Variation of Current In The Hall Effect Experiment

Question

As a 12th Grader, our class came across a very simple setup of the Hall Effect Experiment during our course on Electromagnetism. The entire idea and eventual steady state conditions all make perfect sense, but the only thing that bothers me is the effect of current BEFORE the steady state is achieved.

Googling the question never gave results that discussed the situation prior to the achievement of steady state, nor did my teachers give a satisfying answer.

The more I thought about it, 2 contradicting thoughts popped up over and over again -

• If the charges accumulated to one side of the conductor in the presence of the magnetic field, it would imply that more electrons entered the conductor than those that exited out of it leading to a decrease in the current in the circuit.
• If the above were true, Ohm's law would be disobeyed as neither the potential difference driving the circuit nor the resistor of the conductor changed which should imply that the current must remain constant.

I would also like some insight into the work done by the battery to maintain the current if the 2nd thought is correct.

Mind you, I'm well aware of the fact that I may lack a lot of the background needed to understand what's really going on here, let alone justify this effect.
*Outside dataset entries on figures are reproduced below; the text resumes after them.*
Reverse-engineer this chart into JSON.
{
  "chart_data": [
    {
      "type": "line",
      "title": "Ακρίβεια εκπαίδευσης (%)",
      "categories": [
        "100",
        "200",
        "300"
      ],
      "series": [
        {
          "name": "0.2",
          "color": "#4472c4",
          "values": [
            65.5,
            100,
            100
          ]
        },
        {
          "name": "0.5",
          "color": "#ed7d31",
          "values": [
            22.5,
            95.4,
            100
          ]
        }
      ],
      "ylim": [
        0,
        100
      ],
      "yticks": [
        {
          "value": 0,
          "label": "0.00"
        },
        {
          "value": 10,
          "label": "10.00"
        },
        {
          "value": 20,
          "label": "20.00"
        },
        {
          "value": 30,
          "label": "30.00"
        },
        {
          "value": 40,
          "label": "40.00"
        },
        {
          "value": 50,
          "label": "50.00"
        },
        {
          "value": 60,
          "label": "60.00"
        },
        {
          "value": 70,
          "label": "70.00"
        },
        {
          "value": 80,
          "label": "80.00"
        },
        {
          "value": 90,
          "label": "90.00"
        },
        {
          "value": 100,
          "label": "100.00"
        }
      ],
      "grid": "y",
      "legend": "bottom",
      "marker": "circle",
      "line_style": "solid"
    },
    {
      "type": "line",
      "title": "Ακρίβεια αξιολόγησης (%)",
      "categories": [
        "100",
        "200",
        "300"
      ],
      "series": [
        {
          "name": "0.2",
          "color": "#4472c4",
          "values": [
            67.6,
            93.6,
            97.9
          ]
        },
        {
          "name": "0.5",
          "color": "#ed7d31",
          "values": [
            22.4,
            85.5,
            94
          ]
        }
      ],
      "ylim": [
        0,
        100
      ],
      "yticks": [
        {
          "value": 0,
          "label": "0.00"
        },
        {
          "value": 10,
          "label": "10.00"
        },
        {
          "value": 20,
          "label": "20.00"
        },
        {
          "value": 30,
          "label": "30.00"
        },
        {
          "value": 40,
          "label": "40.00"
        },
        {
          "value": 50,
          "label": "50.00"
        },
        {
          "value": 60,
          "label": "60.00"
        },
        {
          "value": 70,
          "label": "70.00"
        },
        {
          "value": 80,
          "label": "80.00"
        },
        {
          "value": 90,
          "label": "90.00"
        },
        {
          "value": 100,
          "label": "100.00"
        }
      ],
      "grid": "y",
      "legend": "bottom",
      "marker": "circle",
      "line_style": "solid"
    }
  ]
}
Considering the fact that the very idea of relativity and dependence of magnetic force on frame of observation left huge holes in my understanding of Physics, I really hope I can fill out some of these and come to satisfying conclusions.

Thank you for spending your time to help a curious one out :)

Answer 1

The lateral accumulation of charge is not incompatible with a constant current. Intuitively, this is because you have a deficit of charge on one side and an accumulation on the other by the same amount. You therefore do not need to appeal to an exterior source of charge to generate the Hall voltage, it can be described as an internal rearrangement of charges of the conductor. While you don’t need Ohm’s law for the Hall effect, it is a necessary ingredient to understand the transient behavior.

I’ll describe a simplified model of the transient behavior. Say that the current density and electric in the conductor is uniform (assuming a rectangular geometry guarantees that they will stay so). The longitudinal component is fixed by the imposed current. The vertical component is free to vary, and in the stationary regime, it should be zero. The transient regime is merely an exponential relaxation to the stationary solution. In fact, this is a standard situation in electronics, it is an RC circuit. The capacitance is between the lateral edges of the conductor and the resistance is given by the finite conductivity of the conductor.

Doing the math, the relaxation time for a homogeneous rectangular conductor is: $$ \tau=\frac{\epsilon_0}{\sigma} $$ with $\sigma$ the conductivity of the metal. If initially the sides of the conductor were not charged as you turn on the longitudinal current density by imposing the current, the transverse current would immediately turn on as well and relax back to zero. At the same time, the transverse electric field and the lateral charge would saturate at the same rate.

Note that the finite conductivity is crucial to describe the transience. Without it the relaxation time is zero, so the stationary state sets in immediately. For a more complicated geometry, the calculation would be a lot more involved as the current density and electric field would carry a spatial dependence.

Hope this helps.

Answer to comment

Due to the finite resistivity, the battery would beed to supply a constant power which will be dissipated. This injected/dissipated power is independent of the applied magnetic field, in particular, it is the same as when there is no magnetic field. However, you are correct that you need to supply extra energy during transient to separate the charges in order to generate the Hall voltage.

This is the same as charging a capacitor and is therefore given by the same formula $E=\frac{1}{2}QV$, with $V$ the Hall voltage and $Q$ the capacitors charge. You can view the “capacitor” to be conductor, the armatures being its lateral edges. To calculate the capacitance, in the case of rectangular geometry, the same formula applies: $$ C=\epsilon_0 \frac{A}{d} $$ with $A$ the area of the lateral faces and $d$ the distance between the two.